CrN earns its place wherever galling, corrosion, and chemical attack outweigh raw abrasion: plastic and rubber injection moulds running aggressive fluorine/chlorine release agents, sheet-metal forming and stamping dies on low-strength or non-ferrous stock, and aluminium die-casting and machining where its low adhesion to non-ferrous metals keeps work from welding to the tool.

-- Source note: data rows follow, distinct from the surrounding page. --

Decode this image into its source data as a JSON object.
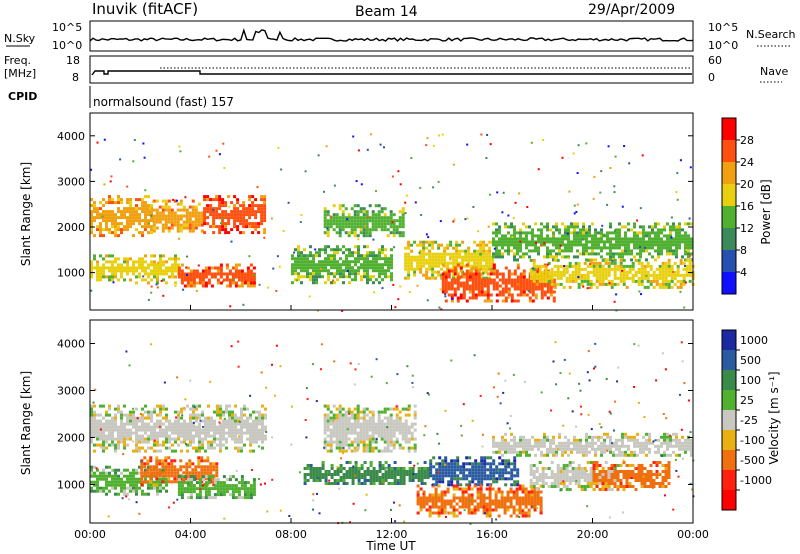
{
  "header": {
    "station": "Inuvik (fitACF)",
    "beam": "Beam 14",
    "date": "29/Apr/2009"
  },
  "noise_panel": {
    "left_label": "N.Sky",
    "left_ticks": [
      "10^5",
      "10^0"
    ],
    "right_ticks": [
      "10^5",
      "10^0"
    ],
    "right_label": "N.Search"
  },
  "freq_panel": {
    "label_line1": "Freq.",
    "label_line2": "[MHz]",
    "left_ticks": [
      "18",
      "8"
    ],
    "right_ticks": [
      "60",
      "0"
    ],
    "right_label": "Nave"
  },
  "cpid_panel": {
    "label": "CPID",
    "value": "normalsound (fast) 157"
  },
  "axes": {
    "x_label": "Time UT",
    "x_ticks": [
      "00:00",
      "04:00",
      "08:00",
      "12:00",
      "16:00",
      "20:00",
      "00:00"
    ],
    "y_label": "Slant Range [km]",
    "y_ticks": [
      "1000",
      "2000",
      "3000",
      "4000"
    ]
  },
  "power_scale": {
    "title": "Power [dB]",
    "ticks": [
      "4",
      "8",
      "12",
      "16",
      "20",
      "24",
      "28"
    ],
    "colors": [
      "#1010ff",
      "#2850b0",
      "#3c8a5a",
      "#50b030",
      "#e8d010",
      "#f0a010",
      "#ff5010",
      "#ff0000"
    ]
  },
  "velocity_scale": {
    "title": "Velocity [m s⁻¹]",
    "ticks": [
      "1000",
      "500",
      "100",
      "25",
      "-25",
      "-100",
      "-500",
      "-1000"
    ],
    "colors": [
      "#1a2aa0",
      "#2a5aa0",
      "#3a8a4a",
      "#50b030",
      "#c8c8c0",
      "#e8b010",
      "#f07010",
      "#ff2010",
      "#ff0000"
    ]
  },
  "chart_data": [
    {
      "type": "heatmap",
      "name": "Power",
      "xlabel": "Time UT",
      "ylabel": "Slant Range [km]",
      "x_range": [
        "00:00",
        "24:00"
      ],
      "y_range": [
        180,
        4500
      ],
      "bands": [
        {
          "t0": 0.0,
          "t1": 2.5,
          "r0": 1800,
          "r1": 2700,
          "level": 5
        },
        {
          "t0": 2.5,
          "t1": 4.5,
          "r0": 1900,
          "r1": 2600,
          "level": 5
        },
        {
          "t0": 4.5,
          "t1": 7.0,
          "r0": 1900,
          "r1": 2700,
          "level": 6
        },
        {
          "t0": 0.0,
          "t1": 3.5,
          "r0": 800,
          "r1": 1400,
          "level": 4
        },
        {
          "t0": 3.5,
          "t1": 6.5,
          "r0": 700,
          "r1": 1200,
          "level": 6
        },
        {
          "t0": 9.3,
          "t1": 12.5,
          "r0": 1800,
          "r1": 2500,
          "level": 3
        },
        {
          "t0": 8.0,
          "t1": 12.0,
          "r0": 800,
          "r1": 1600,
          "level": 3
        },
        {
          "t0": 12.5,
          "t1": 16.0,
          "r0": 900,
          "r1": 1700,
          "level": 4
        },
        {
          "t0": 14.0,
          "t1": 18.5,
          "r0": 350,
          "r1": 1200,
          "level": 6
        },
        {
          "t0": 16.0,
          "t1": 24.0,
          "r0": 1300,
          "r1": 2100,
          "level": 3
        },
        {
          "t0": 17.5,
          "t1": 24.0,
          "r0": 700,
          "r1": 1300,
          "level": 4
        }
      ]
    },
    {
      "type": "heatmap",
      "name": "Velocity",
      "xlabel": "Time UT",
      "ylabel": "Slant Range [km]",
      "x_range": [
        "00:00",
        "24:00"
      ],
      "y_range": [
        180,
        4500
      ],
      "bands": [
        {
          "t0": 0.0,
          "t1": 7.0,
          "r0": 1700,
          "r1": 2700,
          "level": 4
        },
        {
          "t0": 0.0,
          "t1": 3.0,
          "r0": 800,
          "r1": 1400,
          "level": 3
        },
        {
          "t0": 2.0,
          "t1": 5.0,
          "r0": 1000,
          "r1": 1600,
          "level": 6
        },
        {
          "t0": 3.5,
          "t1": 6.5,
          "r0": 700,
          "r1": 1200,
          "level": 3
        },
        {
          "t0": 9.3,
          "t1": 13.0,
          "r0": 1700,
          "r1": 2700,
          "level": 4
        },
        {
          "t0": 8.5,
          "t1": 13.5,
          "r0": 1000,
          "r1": 1500,
          "level": 2
        },
        {
          "t0": 13.5,
          "t1": 17.0,
          "r0": 1000,
          "r1": 1600,
          "level": 1
        },
        {
          "t0": 13.0,
          "t1": 18.0,
          "r0": 350,
          "r1": 1000,
          "level": 6
        },
        {
          "t0": 17.5,
          "t1": 21.0,
          "r0": 900,
          "r1": 1500,
          "level": 4
        },
        {
          "t0": 20.0,
          "t1": 23.0,
          "r0": 900,
          "r1": 1500,
          "level": 6
        },
        {
          "t0": 16.0,
          "t1": 24.0,
          "r0": 1600,
          "r1": 2100,
          "level": 4
        }
      ]
    }
  ]
}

Its thick-film capability and low deposition temperature also make it a common hard-chrome plating replacement on substrates that cannot tolerate hot processing.

Vendor-neutral note: these are general process properties for understanding tradeoffs — not a specification for your application. Real selection needs a coating house with your substrate, geometry, and duty data.